NL

Come From Away effect: Big Apple residents want bite of N.L., says tourism operator

A local tourism operator says the province should capitalize on the interest piqued by the Broadway production of Come From Away, and have direct flights to New York.

Jill Curran says she'd like to see direct flights to New York to capitalize on the interest

The owner of Newfoundland's Maxxim Vacations says her booth was extra popular at this year's New York Times Travel Show, which she credits in large part to the Come From Away Broadway musical. (Twitter/@maxximvacations)

A Newfoundland tourism operator says the province should carve out a flight path south of the border to tap into its potential to draw visitors. 

Jill Curran, owner of Maxxim Vacations and Lighthouse Picnics, says she'd like to see a direct return flight to New York City or New Jersey, where she said the landscape has completely changed since Come From Away, a show about Gander, N.L.'s response during attacks on the World Trade Center, premiered on Broadway.

Jill Curran is the owner of Maxxim Vacations and Lighthouse Picnics. (CBC)

Curran said the loss of a seasonal WestJet flight from St.
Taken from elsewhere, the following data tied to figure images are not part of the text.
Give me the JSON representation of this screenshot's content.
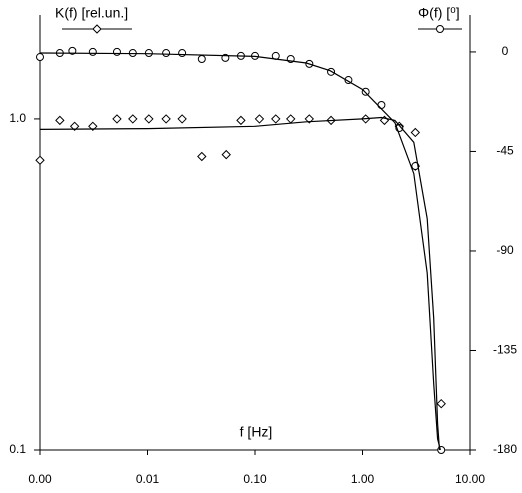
{
  "chart_data": {
    "type": "scatter",
    "x_label": "f [Hz]",
    "xscale": "log",
    "xlim": [
      0.001,
      10
    ],
    "xticks": [
      {
        "value": 0.001,
        "label": "0.00"
      },
      {
        "value": 0.01,
        "label": "0.01"
      },
      {
        "value": 0.1,
        "label": "0.10"
      },
      {
        "value": 1,
        "label": "1.00"
      },
      {
        "value": 10,
        "label": "10.00"
      }
    ],
    "yscale": "log",
    "ylim": [
      0.1,
      2.06
    ],
    "yticks": [
      0.1,
      {
        "value": 1,
        "label": "1.0"
      }
    ],
    "y2lim": [
      -180,
      16.7
    ],
    "y2ticks": [
      0,
      -45,
      -90,
      -135,
      -180
    ],
    "series": [
      {
        "name": "K(f) [rel.un.]",
        "marker": "diamond",
        "color": "#000000",
        "axis": "y",
        "x": [
          0.001,
          0.00153,
          0.0021,
          0.0031,
          0.0052,
          0.0073,
          0.0103,
          0.0149,
          0.021,
          0.032,
          0.054,
          0.074,
          0.11,
          0.156,
          0.215,
          0.32,
          0.51,
          1.07,
          1.6,
          2.2,
          3.1,
          3.1,
          5.4
        ],
        "values": [
          0.75,
          0.99,
          0.95,
          0.95,
          1.0,
          1.0,
          1.0,
          1.0,
          1.0,
          0.77,
          0.78,
          0.99,
          1.0,
          1.0,
          1.0,
          1.0,
          0.99,
          1.0,
          0.99,
          0.95,
          0.91,
          0.72,
          0.138
        ]
      },
      {
        "name": "Φ(f) [⁰]",
        "marker": "circle",
        "color": "#000000",
        "axis": "y2",
        "x": [
          0.001,
          0.00153,
          0.002,
          0.0031,
          0.0052,
          0.0073,
          0.0103,
          0.0149,
          0.021,
          0.032,
          0.053,
          0.074,
          0.1,
          0.156,
          0.215,
          0.32,
          0.51,
          0.74,
          1.07,
          1.5,
          2.2,
          3.1,
          5.4
        ],
        "values": [
          -2.3,
          -0.5,
          0.5,
          0,
          0,
          -0.5,
          -0.5,
          -0.5,
          -0.5,
          -3.2,
          -2.7,
          -1.8,
          -1.8,
          -1.8,
          -3.2,
          -5.4,
          -9,
          -12.7,
          -18,
          -24,
          -34.4,
          -51.6,
          -180
        ]
      },
      {
        "marker": "line",
        "color": "#000000",
        "axis": "y",
        "x": [
          0.001,
          0.01,
          0.1,
          0.3,
          1,
          1.5,
          2,
          3,
          4,
          4.6,
          5,
          5.2
        ],
        "values": [
          0.93,
          0.935,
          0.95,
          0.98,
          1.0,
          1.01,
          0.99,
          0.85,
          0.5,
          0.25,
          0.12,
          0.1
        ]
      },
      {
        "marker": "line",
        "color": "#000000",
        "axis": "y2",
        "x": [
          0.001,
          0.01,
          0.1,
          0.3,
          0.5,
          1,
          2,
          3,
          4,
          4.6,
          5,
          5.3
        ],
        "values": [
          -0.5,
          -0.8,
          -2,
          -5,
          -8.5,
          -17,
          -32,
          -55,
          -100,
          -150,
          -175,
          -180
        ]
      }
    ]
  }
}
John's to London's Gatwick Airport — criticized by some as a damper on tourism — won't have a big impact on her business, since most of her customers are from the United States or Canada.

​Curran and some of her staff were recently in New York City for the annual New York Times Travel Show, where she said the response at her booth this year gives her a lot of optimism about the tourism product that Newfoundland and Labrador offers.

"I think we are so, so fortunate. We're ahead in so many areas in our experiential tourism product," she told CBC Radio's On The Go. "There is a lot of opportunities to grow the marketplace."

Somewhere, in the middle of nowhere

At the Maxxim booth this year, Curran included a small logo for the Come from Away production, which she said drew countless people who had seen the show and wanted to know more about Canada's most eastern province.

"This year, the Come From Away story added a whole new element to our awareness and the market's awareness of us as a destination," she said.

"We were all feeling very overwhelmed, extremely proud and the recognition of our province through that show in that marketplace was just unbelievable."

Come From Away, the musical about 7,000 passengers being stranded in Gander, N.L, on Sept. 11, 2001, has helped put an international spotlight on Newfoundland and Labrador in the last few years. (Matthew Murphy/The Canadian Press)

Curran has been in regular contact with airlines and the St. John's Airport Authority about her experiences in the hopes they anticipate a spike in demand and bring a direct flight back to the New York area.

"I think this was monumental in the number of interested parties we had this year as opposed to other years," Curran said.

"We're poised in our industry to see great things over the coming years and see a lot of growth for sure."